Thesis: Integrity marks the lives of those who may be trusted.


A pastor was walking down the street when he came to a group of about a dozen boys between 10 and 12 years of age. The boys surrounded an old dog. Concerned that the boys were hurting the animal, the minister went over and asked, "What are you doing with that dog?"

One of the boys replied, "This dog is just an old stray. We all want him, but only one of us can take him home. So we’ve decided whichever one of us can tell the biggest lie gets to keep the dog."

The minister was taken aback. "You boys shouldn’t have a contest telling lies," he said. "Don’t you boys know it’s a sin to lie?" Then he launched into a 10-minute sermon about lying. The clergyman ended his speech with, "When I was your age, I never told a lie."

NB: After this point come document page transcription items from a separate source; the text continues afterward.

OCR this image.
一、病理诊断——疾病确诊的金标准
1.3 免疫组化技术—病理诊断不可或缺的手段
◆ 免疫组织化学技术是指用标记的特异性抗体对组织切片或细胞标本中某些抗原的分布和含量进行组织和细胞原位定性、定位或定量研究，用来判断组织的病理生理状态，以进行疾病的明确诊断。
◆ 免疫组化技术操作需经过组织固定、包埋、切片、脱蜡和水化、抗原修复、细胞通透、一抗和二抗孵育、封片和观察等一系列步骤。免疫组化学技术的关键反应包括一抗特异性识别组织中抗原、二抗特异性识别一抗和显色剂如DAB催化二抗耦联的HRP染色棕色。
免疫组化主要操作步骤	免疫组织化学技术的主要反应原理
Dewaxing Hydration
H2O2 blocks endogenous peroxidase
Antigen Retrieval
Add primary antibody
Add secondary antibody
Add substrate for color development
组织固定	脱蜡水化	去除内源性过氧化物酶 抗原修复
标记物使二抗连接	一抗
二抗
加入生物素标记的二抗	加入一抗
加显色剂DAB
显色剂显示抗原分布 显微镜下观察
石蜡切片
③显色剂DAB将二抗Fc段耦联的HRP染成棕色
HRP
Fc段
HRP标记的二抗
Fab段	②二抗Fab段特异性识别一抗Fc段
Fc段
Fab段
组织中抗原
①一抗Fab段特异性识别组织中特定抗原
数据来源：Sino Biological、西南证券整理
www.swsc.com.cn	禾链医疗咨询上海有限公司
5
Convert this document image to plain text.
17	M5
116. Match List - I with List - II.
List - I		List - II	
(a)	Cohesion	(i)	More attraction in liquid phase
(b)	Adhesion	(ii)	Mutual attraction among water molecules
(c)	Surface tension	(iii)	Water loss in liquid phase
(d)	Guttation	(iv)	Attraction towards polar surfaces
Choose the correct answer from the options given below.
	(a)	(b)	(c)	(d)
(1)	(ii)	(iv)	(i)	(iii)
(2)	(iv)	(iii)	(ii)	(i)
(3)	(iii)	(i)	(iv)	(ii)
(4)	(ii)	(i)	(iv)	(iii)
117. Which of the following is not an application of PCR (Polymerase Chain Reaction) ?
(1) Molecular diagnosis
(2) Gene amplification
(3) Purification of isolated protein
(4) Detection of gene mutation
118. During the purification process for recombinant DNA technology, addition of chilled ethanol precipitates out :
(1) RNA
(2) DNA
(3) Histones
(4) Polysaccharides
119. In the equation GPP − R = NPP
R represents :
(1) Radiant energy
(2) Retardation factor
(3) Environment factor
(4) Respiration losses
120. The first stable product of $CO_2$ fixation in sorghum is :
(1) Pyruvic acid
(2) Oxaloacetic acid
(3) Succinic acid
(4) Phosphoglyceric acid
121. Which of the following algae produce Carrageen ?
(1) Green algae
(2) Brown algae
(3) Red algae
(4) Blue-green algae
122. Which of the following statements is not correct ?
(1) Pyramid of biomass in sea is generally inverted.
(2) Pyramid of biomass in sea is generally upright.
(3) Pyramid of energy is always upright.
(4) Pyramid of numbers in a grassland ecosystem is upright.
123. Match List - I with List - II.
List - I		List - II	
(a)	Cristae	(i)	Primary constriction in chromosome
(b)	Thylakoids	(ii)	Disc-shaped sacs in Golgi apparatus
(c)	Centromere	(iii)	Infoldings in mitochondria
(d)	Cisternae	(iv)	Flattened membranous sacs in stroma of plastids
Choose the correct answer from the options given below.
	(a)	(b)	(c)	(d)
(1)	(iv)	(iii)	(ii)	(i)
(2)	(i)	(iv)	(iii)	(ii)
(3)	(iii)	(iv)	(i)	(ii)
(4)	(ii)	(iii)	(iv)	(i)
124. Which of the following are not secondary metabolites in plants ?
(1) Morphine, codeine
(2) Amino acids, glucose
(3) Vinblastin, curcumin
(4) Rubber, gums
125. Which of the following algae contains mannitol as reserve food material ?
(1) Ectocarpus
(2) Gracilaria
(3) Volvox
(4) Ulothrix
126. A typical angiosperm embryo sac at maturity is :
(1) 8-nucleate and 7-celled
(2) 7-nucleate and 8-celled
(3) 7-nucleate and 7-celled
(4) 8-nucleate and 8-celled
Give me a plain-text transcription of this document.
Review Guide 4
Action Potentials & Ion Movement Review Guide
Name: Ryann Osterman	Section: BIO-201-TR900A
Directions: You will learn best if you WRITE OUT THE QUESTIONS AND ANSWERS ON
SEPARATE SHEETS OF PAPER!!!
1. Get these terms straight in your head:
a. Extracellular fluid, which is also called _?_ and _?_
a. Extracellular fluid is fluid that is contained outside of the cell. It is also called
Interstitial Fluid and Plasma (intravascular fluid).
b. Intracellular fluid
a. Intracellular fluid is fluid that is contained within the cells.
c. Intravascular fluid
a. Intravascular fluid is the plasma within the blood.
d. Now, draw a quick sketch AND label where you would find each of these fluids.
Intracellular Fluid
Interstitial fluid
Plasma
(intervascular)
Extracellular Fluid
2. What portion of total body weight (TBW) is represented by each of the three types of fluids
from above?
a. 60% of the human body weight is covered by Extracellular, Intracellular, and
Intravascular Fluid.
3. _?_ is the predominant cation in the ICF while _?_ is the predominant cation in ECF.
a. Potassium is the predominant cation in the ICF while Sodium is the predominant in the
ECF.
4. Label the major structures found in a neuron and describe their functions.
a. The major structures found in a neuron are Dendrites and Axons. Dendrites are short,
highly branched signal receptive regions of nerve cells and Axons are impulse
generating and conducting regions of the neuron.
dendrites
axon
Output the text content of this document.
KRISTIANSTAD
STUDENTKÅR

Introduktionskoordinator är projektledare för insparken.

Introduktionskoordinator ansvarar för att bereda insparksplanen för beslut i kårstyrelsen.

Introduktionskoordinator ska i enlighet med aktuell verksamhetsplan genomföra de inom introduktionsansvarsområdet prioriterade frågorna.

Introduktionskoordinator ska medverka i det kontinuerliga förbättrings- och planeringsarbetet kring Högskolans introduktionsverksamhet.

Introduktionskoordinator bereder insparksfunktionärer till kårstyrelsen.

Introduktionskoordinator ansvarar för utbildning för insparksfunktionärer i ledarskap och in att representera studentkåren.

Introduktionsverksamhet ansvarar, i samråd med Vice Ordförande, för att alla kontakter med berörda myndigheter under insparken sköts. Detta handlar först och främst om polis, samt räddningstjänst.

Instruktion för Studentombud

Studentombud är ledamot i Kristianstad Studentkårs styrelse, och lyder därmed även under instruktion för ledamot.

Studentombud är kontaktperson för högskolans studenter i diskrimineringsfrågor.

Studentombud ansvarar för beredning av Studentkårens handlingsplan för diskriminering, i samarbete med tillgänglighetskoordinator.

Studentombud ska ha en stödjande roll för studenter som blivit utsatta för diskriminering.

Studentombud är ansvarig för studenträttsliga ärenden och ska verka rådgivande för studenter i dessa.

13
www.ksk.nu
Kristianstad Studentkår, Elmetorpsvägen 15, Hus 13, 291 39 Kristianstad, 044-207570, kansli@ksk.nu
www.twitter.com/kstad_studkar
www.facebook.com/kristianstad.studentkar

There was dead silence for about a minute and just as the minister was beginning to think he’d gotten through to them, the smallest boy gave a deep sigh and said, "All right, give him the dog." (Joel Osteen, 2/20/00)

This story is something of a disclaimer for pastor types who may be perceived as above the fray, when in fact, pastors struggle with matters of integrity every day just like every one else. And, there is always someone, be it a bunch of little boys arguing over a dog or the receptionist at the Health Care Center, who is calculating our character.

Folk humorist, Will Rogers once said, “Live so that you wouldn’t be ashamed to sell the family parrot to the town gossip.”

Philosopher, John Locke said, “I have always thought that the actions of men are the best interpreters of their thoughts.”

Poet, Carl Sandburg said, “There is an eagle in me that wants to soar, and there is a hippopotamus in me that wants to wallow in the mud.”

Character is not being ashamed of the way we live. Character is having values and thoughts that are reflected positively in observable behavior. Character is knowing that we are capable of wallowing in the mud like hippopotamuses, but making sure that we soar like eagles.

It isn’t easy to stay out of the mud and always soar above the realities of life. And, it isn’t easy to conceal the fact that we’ve wallowed in the mud.

I. It is very difficult, if not impossible, to hide your true character.

“A rich man hired a manager to handle his affairs, but soon a rumor went around that the manager was thoroughly dishonest.” Luke 16:1

Presidential candidate, John McCain acknowledges that he has overcome his fears because of an acute awareness of an even greater fear – remorse. He says, “Remorse is an awful companion. And whatever the unwelcome consequences of courage, they are unlikely to be worse than the discovery that you are less than you pretend to be.” (FastCompany, September 2004)

The man in our story was caught. There was smoke and there was fire. There was no disguising the fact that he had gotten himself a reputation for dishonesty. And now, he was about to be confronted for his lack of character.